Riley radiated all the comfort and bonelessness of a cat when he slept. Mason’s
door, also half open, showed Mason equally sound asleep. Moving softly, Flynn
opened his own bedroom door, which was ajar now rather than closed, and that
warned him.
Jasper
had stripped as far as his jeans and he’d pulled the thong that bound his hair
at the nape of his neck so it spilled over his shoulders. Bare chested, bare
foot, which tended to be very much his natural state, he was leaning against
the window seat, legs stretched out and crossed at the ankle, arms folded, and
his eyes had been on Dale, who was asleep. Their hair was much the same colour
in the darkness, all shadows, and Dale’s position reminded Flynn a little of
Riley’s. Not quite the same forthright sprawl, but he was limp, well away even
with the two of them in the room, one hand above his head in the way Flynn
always struggled to resist, with his fingers half curled and his palm outward,
and his face relaxed.
You
always slept properly here from the start, didn’t you kid? You always felt safe
here.
Jasper’s
silver eyes lifted to his and Flynn softly put the door to behind him. Jasper
tended, in any kind of difficult situation, to move away from the centre of it
and instead make order from what lay around it, lifting duties and
responsibilities away from others. Never the centre of the attention but very
often the strength that lay behind it. He was, by deep nature, a team player in
a sense and with a sense of ‘us’ that Flynn thought he still hadn’t yet
learned to understand as Jasper did, and it reminded him sometimes of Bandit
snaking to gather together the mares, or the dogs deftly circling a herd.

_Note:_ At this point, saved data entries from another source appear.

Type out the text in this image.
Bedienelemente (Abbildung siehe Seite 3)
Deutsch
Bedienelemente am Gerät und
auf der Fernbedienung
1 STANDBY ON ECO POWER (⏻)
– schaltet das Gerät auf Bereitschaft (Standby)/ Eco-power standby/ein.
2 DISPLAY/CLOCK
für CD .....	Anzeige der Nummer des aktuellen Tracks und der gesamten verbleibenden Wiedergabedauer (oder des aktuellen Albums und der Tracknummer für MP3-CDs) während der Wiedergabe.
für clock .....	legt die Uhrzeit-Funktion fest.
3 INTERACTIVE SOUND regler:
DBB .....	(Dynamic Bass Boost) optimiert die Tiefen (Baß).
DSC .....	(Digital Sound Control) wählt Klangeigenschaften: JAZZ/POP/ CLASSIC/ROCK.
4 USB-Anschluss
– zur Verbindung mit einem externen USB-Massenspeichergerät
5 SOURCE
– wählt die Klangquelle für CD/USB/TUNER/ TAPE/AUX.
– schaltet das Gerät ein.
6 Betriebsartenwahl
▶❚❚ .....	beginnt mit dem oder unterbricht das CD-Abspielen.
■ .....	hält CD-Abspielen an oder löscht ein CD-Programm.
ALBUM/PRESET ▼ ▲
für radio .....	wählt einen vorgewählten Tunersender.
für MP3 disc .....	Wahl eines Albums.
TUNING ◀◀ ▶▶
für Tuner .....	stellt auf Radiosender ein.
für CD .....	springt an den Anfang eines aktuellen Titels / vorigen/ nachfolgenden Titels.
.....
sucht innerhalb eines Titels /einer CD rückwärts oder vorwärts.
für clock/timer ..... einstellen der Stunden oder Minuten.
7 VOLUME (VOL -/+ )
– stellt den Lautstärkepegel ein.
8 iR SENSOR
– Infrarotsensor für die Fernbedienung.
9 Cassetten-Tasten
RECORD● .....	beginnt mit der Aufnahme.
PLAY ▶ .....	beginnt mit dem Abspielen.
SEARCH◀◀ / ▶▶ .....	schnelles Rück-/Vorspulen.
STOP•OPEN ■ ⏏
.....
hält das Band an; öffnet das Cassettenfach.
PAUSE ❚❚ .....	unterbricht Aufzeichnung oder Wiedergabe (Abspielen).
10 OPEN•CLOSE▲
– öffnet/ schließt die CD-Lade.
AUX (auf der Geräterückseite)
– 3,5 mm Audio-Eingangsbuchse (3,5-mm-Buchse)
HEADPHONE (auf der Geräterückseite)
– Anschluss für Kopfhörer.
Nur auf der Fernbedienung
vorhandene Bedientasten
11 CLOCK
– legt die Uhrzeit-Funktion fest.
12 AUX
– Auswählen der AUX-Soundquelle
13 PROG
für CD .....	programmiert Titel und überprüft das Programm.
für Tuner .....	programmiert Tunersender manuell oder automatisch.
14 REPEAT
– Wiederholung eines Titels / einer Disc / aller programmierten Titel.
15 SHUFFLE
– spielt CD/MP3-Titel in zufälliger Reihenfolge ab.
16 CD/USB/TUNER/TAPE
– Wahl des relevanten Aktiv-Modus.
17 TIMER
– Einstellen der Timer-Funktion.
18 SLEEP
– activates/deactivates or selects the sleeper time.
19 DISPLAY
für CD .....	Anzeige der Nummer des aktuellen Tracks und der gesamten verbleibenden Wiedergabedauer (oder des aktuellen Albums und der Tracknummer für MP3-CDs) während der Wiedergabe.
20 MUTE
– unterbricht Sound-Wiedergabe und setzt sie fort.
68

Almost out of sight, their movements almost too far away to appear meaningful,
but in front of them the herd gathered and moved calmly. He’d disappeared
quietly away today to reassure Ash and the others, to organise work that
tactfully removed curious eyes and re established the normality of the day,
which had comforted all of them, not least Riley and Dale. There was a gesture
of faith as much as selflessness in his belief that one did not have to handle
something oneself to ensure that the group handled it well.
Flynn
sat down on the windowsill beside him, and Jasper’s shoulder blocked against
his, solid, warm, and the silence continued to blossom and to twine through the
room, something peaceful and a fluid part of the darkness.